Again, i think authors have done a very good job!
Author Response
Reviewer 2 response:
We would like to take the opportunity to thank reviewer 2 for the useful comments and suggestions.
Comment 1:
Next generation sequencing is rapidly evolving and is moving to long-read sequencing (e.g Nanopore technology) which nowadays is providing great data and likely in the coming 2-4 years even the technology will be improved. With long-read sequencing data, intense computation calculation is clearly reduced. I would like that authors address this issue and put in the context how useful would be to apply transformation and reduction of data (as used in this manuscript) in a scenario in which long read dominates the scene of genomic and metagenomics.

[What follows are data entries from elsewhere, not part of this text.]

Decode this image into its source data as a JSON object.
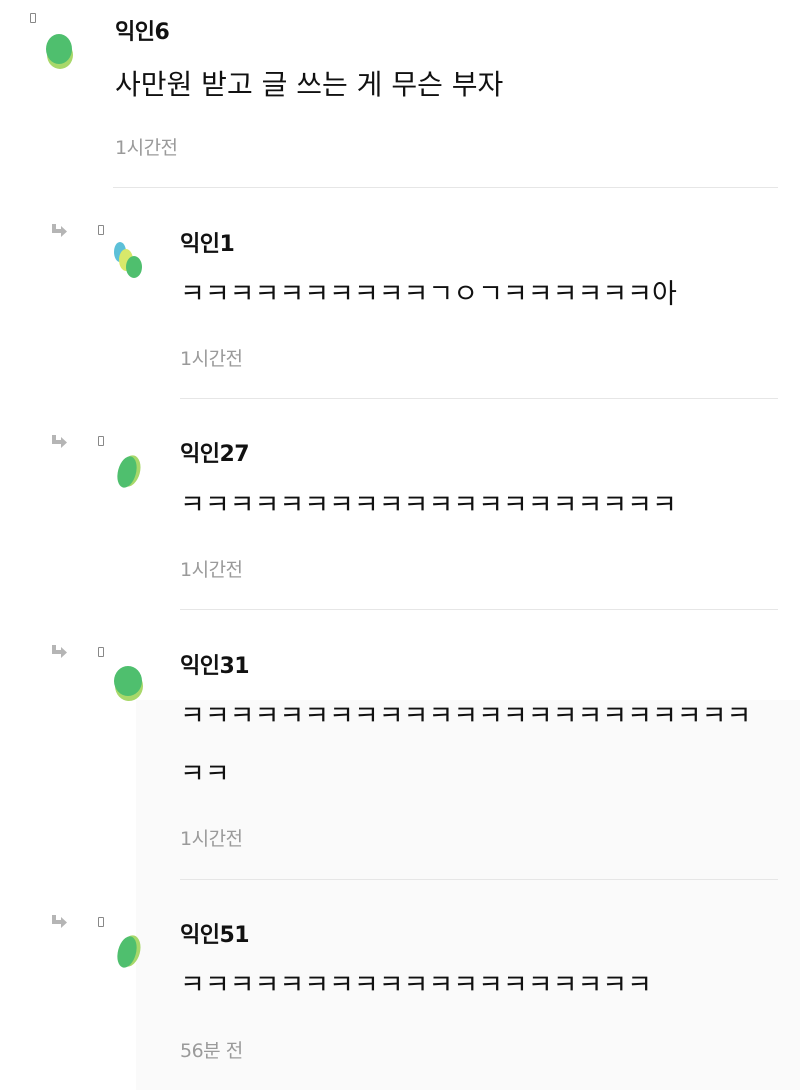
{
  "comments": [
    {
      "author": "익인6",
      "text_lines": [
        "사만원 받고 글 쓰는 게 무슨 부자"
      ],
      "time": "1시간전",
      "is_reply": false,
      "avatar_icon": "green-leaf-avatar-icon"
    },
    {
      "author": "익인1",
      "text_lines": [
        "ㅋㅋㅋㅋㅋㅋㅋㅋㅋㅋㄱㅇㄱㅋㅋㅋㅋㅋㅋ아"
      ],
      "time": "1시간전",
      "is_reply": true,
      "avatar_icon": "multicolor-leaf-avatar-icon"
    },
    {
      "author": "익인27",
      "text_lines": [
        "ㅋㅋㅋㅋㅋㅋㅋㅋㅋㅋㅋㅋㅋㅋㅋㅋㅋㅋㅋㅋ"
      ],
      "time": "1시간전",
      "is_reply": true,
      "avatar_icon": "green-leaf-avatar-icon"
    },
    {
      "author": "익인31",
      "text_lines": [
        "ㅋㅋㅋㅋㅋㅋㅋㅋㅋㅋㅋㅋㅋㅋㅋㅋㅋㅋㅋㅋㅋㅋㅋ",
        "ㅋㅋ"
      ],
      "time": "1시간전",
      "is_reply": true,
      "avatar_icon": "green-leaf-avatar-icon"
    },
    {
      "author": "익인51",
      "text_lines": [
        "ㅋㅋㅋㅋㅋㅋㅋㅋㅋㅋㅋㅋㅋㅋㅋㅋㅋㅋㅋ"
      ],
      "time": "56분 전",
      "is_reply": true,
      "avatar_icon": "green-leaf-avatar-icon"
    }
  ],
  "colors": {
    "leaf_green": "#4fbf6e",
    "leaf_light": "#a8d86a",
    "leaf_teal": "#5cc0d8",
    "time_gray": "#9a9a9a",
    "divider": "#e6e6e6"
  }
}
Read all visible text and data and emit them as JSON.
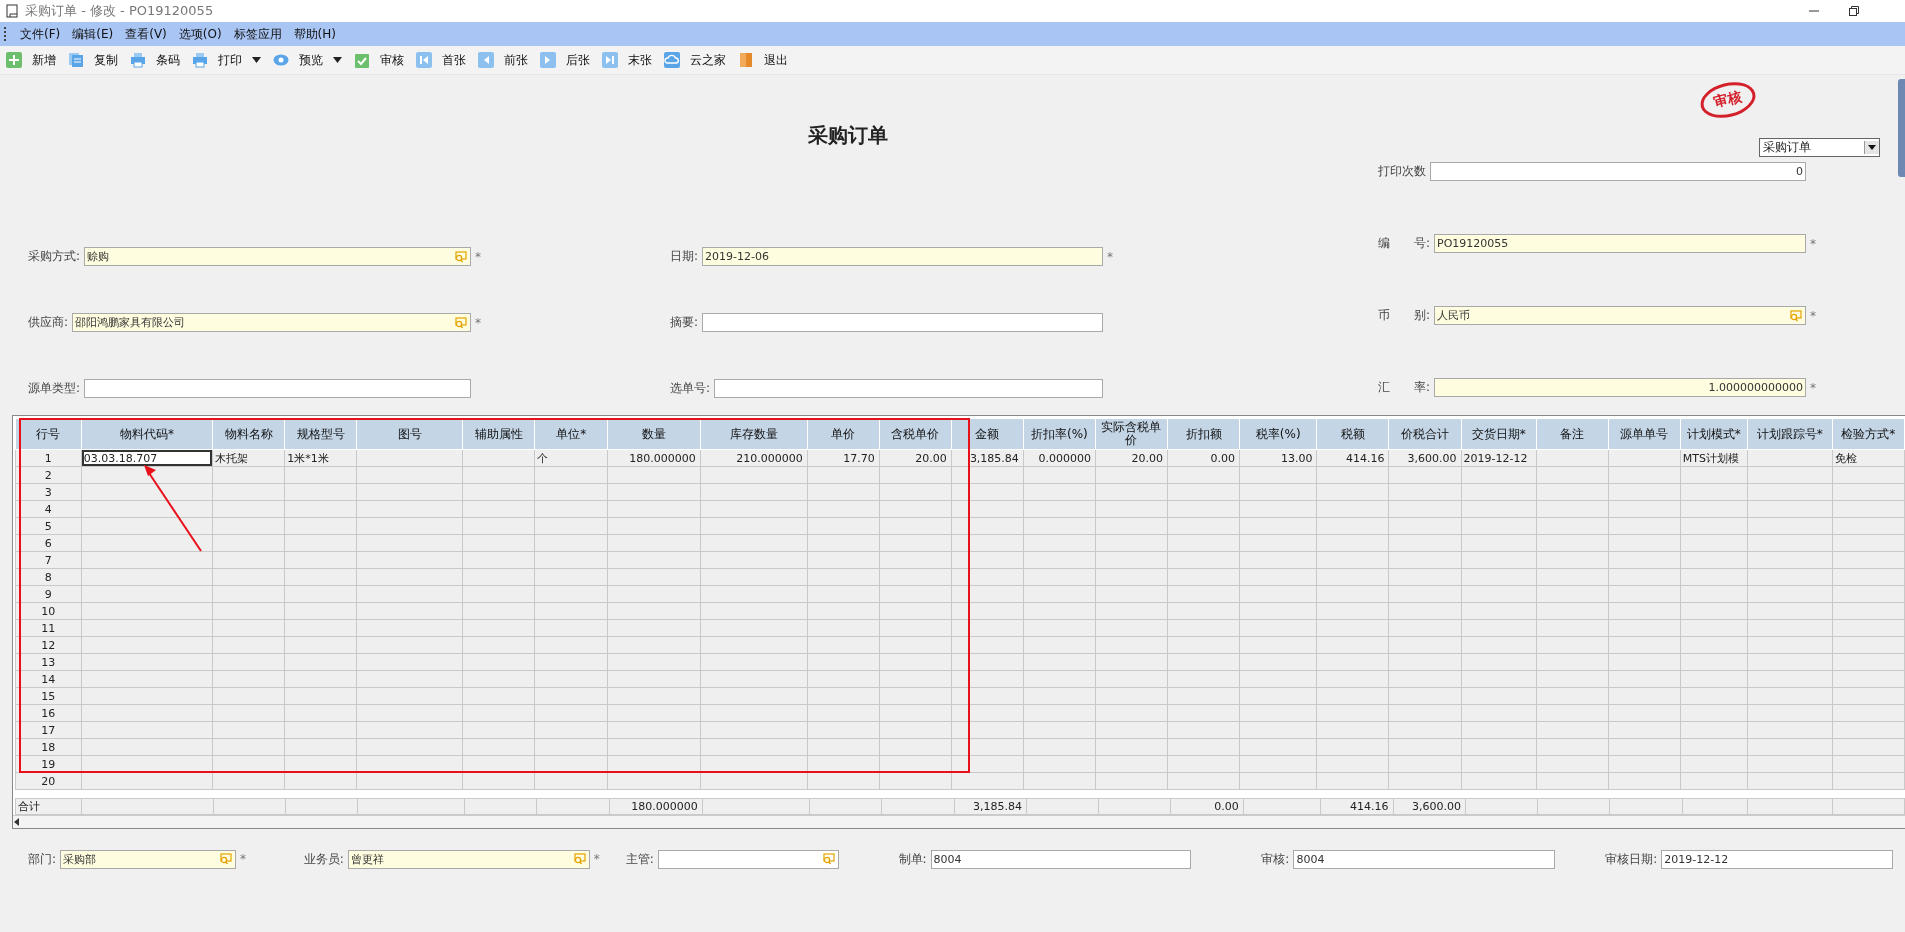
{
  "window": {
    "title": "采购订单 - 修改 - PO19120055"
  },
  "menu": [
    {
      "label": "文件(F)"
    },
    {
      "label": "编辑(E)"
    },
    {
      "label": "查看(V)"
    },
    {
      "label": "选项(O)"
    },
    {
      "label": "标签应用"
    },
    {
      "label": "帮助(H)"
    }
  ],
  "toolbar": [
    {
      "label": "新增",
      "dropdown": false
    },
    {
      "label": "复制",
      "dropdown": false
    },
    {
      "label": "条码",
      "dropdown": false
    },
    {
      "label": "打印",
      "dropdown": true
    },
    {
      "label": "预览",
      "dropdown": true
    },
    {
      "label": "审核",
      "dropdown": false
    },
    {
      "label": "首张",
      "dropdown": false
    },
    {
      "label": "前张",
      "dropdown": false
    },
    {
      "label": "后张",
      "dropdown": false
    },
    {
      "label": "末张",
      "dropdown": false
    },
    {
      "label": "云之家",
      "dropdown": false
    },
    {
      "label": "退出",
      "dropdown": false
    }
  ],
  "stamp": "审核",
  "form_title": "采购订单",
  "template_select": {
    "value": "采购订单"
  },
  "left_fields": [
    {
      "label": "采购方式:",
      "value": "赊购",
      "numeric": false,
      "required": true,
      "mark": "*",
      "lookup": true
    },
    {
      "label": "供应商:",
      "value": "邵阳鸿鹏家具有限公司",
      "numeric": false,
      "required": true,
      "mark": "*",
      "lookup": true
    },
    {
      "label": "源单类型:",
      "required": false,
      "lookup": false
    }
  ],
  "middle_fields": [
    {
      "label": "日期:",
      "value": "2019-12-06",
      "numeric": false,
      "required": true,
      "mark": "*",
      "lookup": false
    },
    {
      "label": "摘要:",
      "required": false,
      "lookup": false
    },
    {
      "label": "选单号:",
      "required": false,
      "lookup": false
    }
  ],
  "right_fields": [
    {
      "label": "打印次数",
      "value": "0",
      "numeric": true,
      "required": false,
      "lookup": false
    },
    {
      "label": "编　　号:",
      "value": "PO19120055",
      "numeric": false,
      "required": true,
      "mark": "*",
      "lookup": false
    },
    {
      "label": "币　　别:",
      "value": "人民币",
      "numeric": false,
      "required": true,
      "mark": "*",
      "lookup": true
    },
    {
      "label": "汇　　率:",
      "value": "1.000000000000",
      "numeric": true,
      "required": true,
      "mark": "*",
      "lookup": false
    }
  ],
  "table": {
    "columns": [
      {
        "header": "行号",
        "total": "合计"
      },
      {
        "header": "物料代码*",
        "numeric": false
      },
      {
        "header": "物料名称",
        "numeric": false
      },
      {
        "header": "规格型号",
        "numeric": false
      },
      {
        "header": "图号"
      },
      {
        "header": "辅助属性"
      },
      {
        "header": "单位*",
        "numeric": false
      },
      {
        "header": "数量",
        "numeric": true,
        "total": "180.000000"
      },
      {
        "header": "库存数量",
        "numeric": true
      },
      {
        "header": "单价",
        "numeric": true
      },
      {
        "header": "含税单价",
        "numeric": true
      },
      {
        "header": "金额",
        "numeric": true,
        "total": "3,185.84"
      },
      {
        "header": "折扣率(%)",
        "numeric": true
      },
      {
        "header": "实际含税单价",
        "numeric": true
      },
      {
        "header": "折扣额",
        "numeric": true,
        "total": "0.00"
      },
      {
        "header": "税率(%)",
        "numeric": true
      },
      {
        "header": "税额",
        "numeric": true,
        "total": "414.16"
      },
      {
        "header": "价税合计",
        "numeric": true,
        "total": "3,600.00"
      },
      {
        "header": "交货日期*",
        "numeric": false
      },
      {
        "header": "备注"
      },
      {
        "header": "源单单号"
      },
      {
        "header": "计划模式*",
        "numeric": false
      },
      {
        "header": "计划跟踪号*"
      },
      {
        "header": "检验方式*",
        "numeric": false
      }
    ],
    "rows": [
      {
        "no": "1",
        "cells": [
          {
            "text": "03.03.18.707",
            "selected": true
          },
          {
            "text": "木托架",
            "selected": false
          },
          {
            "text": "1米*1米",
            "selected": false
          },
          null,
          null,
          {
            "text": "个",
            "selected": false
          },
          {
            "text": "180.000000",
            "selected": false
          },
          {
            "text": "210.000000",
            "selected": false
          },
          {
            "text": "17.70",
            "selected": false
          },
          {
            "text": "20.00",
            "selected": false
          },
          {
            "text": "3,185.84",
            "selected": false
          },
          {
            "text": "0.000000",
            "selected": false
          },
          {
            "text": "20.00",
            "selected": false
          },
          {
            "text": "0.00",
            "selected": false
          },
          {
            "text": "13.00",
            "selected": false
          },
          {
            "text": "414.16",
            "selected": false
          },
          {
            "text": "3,600.00",
            "selected": false
          },
          {
            "text": "2019-12-12",
            "selected": false
          },
          null,
          null,
          {
            "text": "MTS计划模",
            "selected": false
          },
          null,
          {
            "text": "免检",
            "selected": false
          }
        ]
      },
      {
        "no": "2"
      },
      {
        "no": "3"
      },
      {
        "no": "4"
      },
      {
        "no": "5"
      },
      {
        "no": "6"
      },
      {
        "no": "7"
      },
      {
        "no": "8"
      },
      {
        "no": "9"
      },
      {
        "no": "10"
      },
      {
        "no": "11"
      },
      {
        "no": "12"
      },
      {
        "no": "13"
      },
      {
        "no": "14"
      },
      {
        "no": "15"
      },
      {
        "no": "16"
      },
      {
        "no": "17"
      },
      {
        "no": "18"
      },
      {
        "no": "19"
      },
      {
        "no": "20"
      }
    ]
  },
  "footer_fields": [
    {
      "label": "部门:",
      "value": "采购部",
      "required": true,
      "mark": "*",
      "lookup": true
    },
    {
      "label": "业务员:",
      "value": "曾更祥",
      "required": true,
      "mark": "*",
      "lookup": true
    },
    {
      "label": "主管:",
      "required": false,
      "lookup": true
    },
    {
      "label": "制单:",
      "value": "8004",
      "required": false,
      "lookup": false
    },
    {
      "label": "审核:",
      "value": "8004",
      "required": false,
      "lookup": false
    },
    {
      "label": "审核日期:",
      "value": "2019-12-12",
      "required": false,
      "lookup": false
    }
  ]
}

Maybe is not needed at all?
Response:
We agree that this is an important point, and have added a paragraph to the discussion section demonstrating how and why the use of data transformations will be relevant for analysing long reads generated by, for example, The Oxford Nanopore platform.
Comment 2:
The introduction addresses several aspects about how intense and complicated is the calculation of large alignments and assemblies (time consuming, high informatics resources, etc...). However, actually I miss in the result and discussion sections, a paragraph discussing and showing how much we (the research community) "save" in terms of resources, time, Thanks so much!!! computing, etc...when we use data transformation. Because, if we do not save in any of these aspects, then why transforming the data? then, better using the actual data. I think the reader would appreciate it. I´m totally convinced that the accuracy is very nice with the method presented by authors, and is very robust. However, for the virology community, it would be good to show some results and data to convince them about the benefits of using data transformation and compression. Let´s say that I have a dataset to assembly with SPAdes (my preferred assembler). After doing the same with the methodology proposed by the authors, how much in terms of time, resources I save...??
Response:
As we mentioned in our manuscript our tools are prototype implementations (especially ASBN), with an emphasis on the accuracy of the analysis, and cannot be directly compared to existing tools, thus we did not comment on that aspect. In our research we want to demonstrate the application of signal processing techniques to nucleotide sequences. We stated the theoretical time complexity for the tools that we are using in the manuscript (and our analysis can be performed in O(nlog(n)) time). However, in terms of timing, CBN and ALBN tools had a reasonable execution time, similar to KAIJU and Bowtie2 accordingly. We believe that specific characteristics of long read sequences – namely their length and homopolymeric indel rates make them particularly amenable to analysis using approaches conceived for analysing time series that we introduce in this study. Long reads are afflicted to a greater extent than short reads by the curse of dimensionality. Under the curse of dimensionality, typically the contrast on the distances between pairs of data points is small, thus the concept of proximity becomes meaningless from a qualitative perspective. The data transformations we discuss in this study cope with this problem well, and we believe that the methodology has lots of potential for performance improvements in the long read domain.